I think that's the issue though: You're seeing "Linux users" that only use Linux on their servers because they are somewhat forced to do so.

I would actually expect that almost all of those people use Windows or MacOS for their local development.


And those hosts often are not using up to date packages and don't even have up to date security fixes at times.

I recently moved a wordpress site I was working on from a local dev setup onto a live bluehost server and was immediately hit with a bunch of out of date package warnings. As the customer was using some cheap shared hosting service, there wasn't much I could really do about it.


Shared hoster here. More likely the app arbitrarily decided 'these versions of PHP are EOL', where the reality is that they're being maintained by a number of OS vendors.

Too many customers run really old versions of code that need older versions of PHP and so on. We can't not provide them without losing the business. We do of course, make newer versions available.
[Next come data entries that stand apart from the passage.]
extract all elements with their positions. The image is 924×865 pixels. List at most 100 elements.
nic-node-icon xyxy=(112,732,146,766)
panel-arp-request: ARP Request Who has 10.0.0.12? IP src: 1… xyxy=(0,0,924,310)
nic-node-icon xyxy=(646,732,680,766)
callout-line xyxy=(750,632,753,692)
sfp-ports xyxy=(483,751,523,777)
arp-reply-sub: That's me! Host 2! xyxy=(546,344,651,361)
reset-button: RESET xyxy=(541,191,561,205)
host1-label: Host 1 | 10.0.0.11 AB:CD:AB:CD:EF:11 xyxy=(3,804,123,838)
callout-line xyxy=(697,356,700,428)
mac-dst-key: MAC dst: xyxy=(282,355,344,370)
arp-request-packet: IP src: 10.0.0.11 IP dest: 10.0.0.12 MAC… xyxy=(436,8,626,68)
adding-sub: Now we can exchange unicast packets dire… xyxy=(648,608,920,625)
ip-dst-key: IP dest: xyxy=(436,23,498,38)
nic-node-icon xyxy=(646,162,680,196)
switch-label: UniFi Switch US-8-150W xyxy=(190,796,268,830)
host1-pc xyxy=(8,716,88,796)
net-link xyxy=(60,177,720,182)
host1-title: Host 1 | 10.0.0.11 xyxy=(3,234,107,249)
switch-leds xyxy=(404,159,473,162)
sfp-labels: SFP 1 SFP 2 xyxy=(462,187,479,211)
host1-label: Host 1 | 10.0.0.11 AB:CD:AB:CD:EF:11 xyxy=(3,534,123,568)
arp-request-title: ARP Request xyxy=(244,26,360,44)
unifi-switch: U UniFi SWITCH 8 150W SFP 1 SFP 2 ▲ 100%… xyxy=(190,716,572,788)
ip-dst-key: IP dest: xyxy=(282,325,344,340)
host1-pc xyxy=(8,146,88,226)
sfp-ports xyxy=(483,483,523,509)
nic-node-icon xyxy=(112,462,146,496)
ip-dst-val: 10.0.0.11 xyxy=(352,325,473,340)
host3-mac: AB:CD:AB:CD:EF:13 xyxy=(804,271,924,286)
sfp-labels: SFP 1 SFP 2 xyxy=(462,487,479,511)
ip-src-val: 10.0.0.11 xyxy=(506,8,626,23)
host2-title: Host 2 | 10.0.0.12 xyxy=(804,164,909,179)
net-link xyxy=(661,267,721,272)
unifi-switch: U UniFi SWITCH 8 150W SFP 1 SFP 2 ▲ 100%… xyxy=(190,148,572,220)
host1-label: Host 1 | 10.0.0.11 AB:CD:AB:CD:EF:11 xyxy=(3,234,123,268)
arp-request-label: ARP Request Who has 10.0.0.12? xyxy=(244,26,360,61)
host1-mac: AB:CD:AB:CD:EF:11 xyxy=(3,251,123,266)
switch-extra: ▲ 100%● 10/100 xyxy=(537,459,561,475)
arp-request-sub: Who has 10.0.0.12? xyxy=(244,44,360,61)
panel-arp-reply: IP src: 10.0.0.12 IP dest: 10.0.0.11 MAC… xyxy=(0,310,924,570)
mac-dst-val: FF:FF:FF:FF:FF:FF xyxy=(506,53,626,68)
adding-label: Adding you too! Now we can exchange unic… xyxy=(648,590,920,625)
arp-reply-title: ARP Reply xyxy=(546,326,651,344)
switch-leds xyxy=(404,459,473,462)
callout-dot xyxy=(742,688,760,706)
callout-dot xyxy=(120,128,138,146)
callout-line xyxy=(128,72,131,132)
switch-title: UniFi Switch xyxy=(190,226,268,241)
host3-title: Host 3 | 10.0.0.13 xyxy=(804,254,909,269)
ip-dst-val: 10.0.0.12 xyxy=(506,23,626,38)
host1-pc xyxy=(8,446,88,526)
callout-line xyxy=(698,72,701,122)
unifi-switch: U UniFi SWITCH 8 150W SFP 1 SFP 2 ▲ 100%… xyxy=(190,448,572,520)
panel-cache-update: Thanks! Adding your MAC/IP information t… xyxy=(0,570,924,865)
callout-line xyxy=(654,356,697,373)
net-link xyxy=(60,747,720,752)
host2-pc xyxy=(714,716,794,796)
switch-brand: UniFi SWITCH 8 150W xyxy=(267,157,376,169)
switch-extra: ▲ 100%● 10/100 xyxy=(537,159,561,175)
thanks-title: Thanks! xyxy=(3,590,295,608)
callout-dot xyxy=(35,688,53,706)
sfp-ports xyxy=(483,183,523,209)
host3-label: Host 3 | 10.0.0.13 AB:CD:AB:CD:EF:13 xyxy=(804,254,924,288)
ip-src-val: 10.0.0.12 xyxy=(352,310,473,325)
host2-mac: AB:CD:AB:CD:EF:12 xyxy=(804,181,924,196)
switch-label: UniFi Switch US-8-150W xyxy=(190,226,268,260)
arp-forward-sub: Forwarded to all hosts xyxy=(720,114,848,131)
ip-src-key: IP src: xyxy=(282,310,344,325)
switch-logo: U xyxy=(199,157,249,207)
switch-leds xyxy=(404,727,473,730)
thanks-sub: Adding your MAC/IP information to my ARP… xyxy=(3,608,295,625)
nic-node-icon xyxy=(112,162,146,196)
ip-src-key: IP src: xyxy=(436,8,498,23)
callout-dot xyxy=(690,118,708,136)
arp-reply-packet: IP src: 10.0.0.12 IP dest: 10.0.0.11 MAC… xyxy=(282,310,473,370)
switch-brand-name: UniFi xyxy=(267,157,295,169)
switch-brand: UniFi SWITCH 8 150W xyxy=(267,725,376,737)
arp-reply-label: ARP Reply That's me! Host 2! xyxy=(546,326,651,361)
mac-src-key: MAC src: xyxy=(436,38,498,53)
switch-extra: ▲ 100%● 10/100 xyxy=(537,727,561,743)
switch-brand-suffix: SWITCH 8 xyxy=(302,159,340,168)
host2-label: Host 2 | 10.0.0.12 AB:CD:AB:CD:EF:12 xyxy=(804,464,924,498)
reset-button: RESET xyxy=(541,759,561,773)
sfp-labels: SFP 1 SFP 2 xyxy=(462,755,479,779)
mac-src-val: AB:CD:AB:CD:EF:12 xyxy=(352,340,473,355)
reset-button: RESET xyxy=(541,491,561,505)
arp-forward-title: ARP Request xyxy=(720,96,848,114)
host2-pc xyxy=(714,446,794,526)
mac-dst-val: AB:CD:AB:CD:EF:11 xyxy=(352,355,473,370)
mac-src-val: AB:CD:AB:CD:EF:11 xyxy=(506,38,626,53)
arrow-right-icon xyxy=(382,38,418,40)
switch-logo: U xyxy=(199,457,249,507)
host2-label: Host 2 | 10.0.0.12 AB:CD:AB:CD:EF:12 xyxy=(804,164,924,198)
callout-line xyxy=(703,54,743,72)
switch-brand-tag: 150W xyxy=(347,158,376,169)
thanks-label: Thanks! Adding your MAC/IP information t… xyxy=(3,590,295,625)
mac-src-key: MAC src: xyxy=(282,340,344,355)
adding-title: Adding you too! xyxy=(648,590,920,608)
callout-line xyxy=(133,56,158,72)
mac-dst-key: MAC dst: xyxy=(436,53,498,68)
The other fun one we periodically get is customers doing PCI scans or similar and getting warnings for out of date versions of OpenSSL, Apache, etc. Nope; just backporting showing the old version numbers.


That's sort of funny, as one of the remaining few value pitches for something like Bluehost (versus a $5/month vps) is "somebody else does apt-get update && apt-get upgrade for you".


Keep in mind that WP has a vast installation base, so your local sample is not necessarily representative. I only know WP admins that a fairly comfortable with Linux and use it on a daily basis.


Not a lot of Windows in the shared hosting space. And what little there is tends to be more expensive, from what I have seen.

And, perhaps other than knowing about permissions, you don't really need any Linux knowledge to use these hosts.


Back in 1996 I had a website running on a shared unix of some sort. I could barely upload files in the correct binary/ascii mode, or copy and paste a “chmod” command.

My 1996 self would be the exact nightmare wordpress user today, although I guess I wanted to learn even though I didn’t know what I was doing, which is different to many comments I’ve seen on places like GitHub.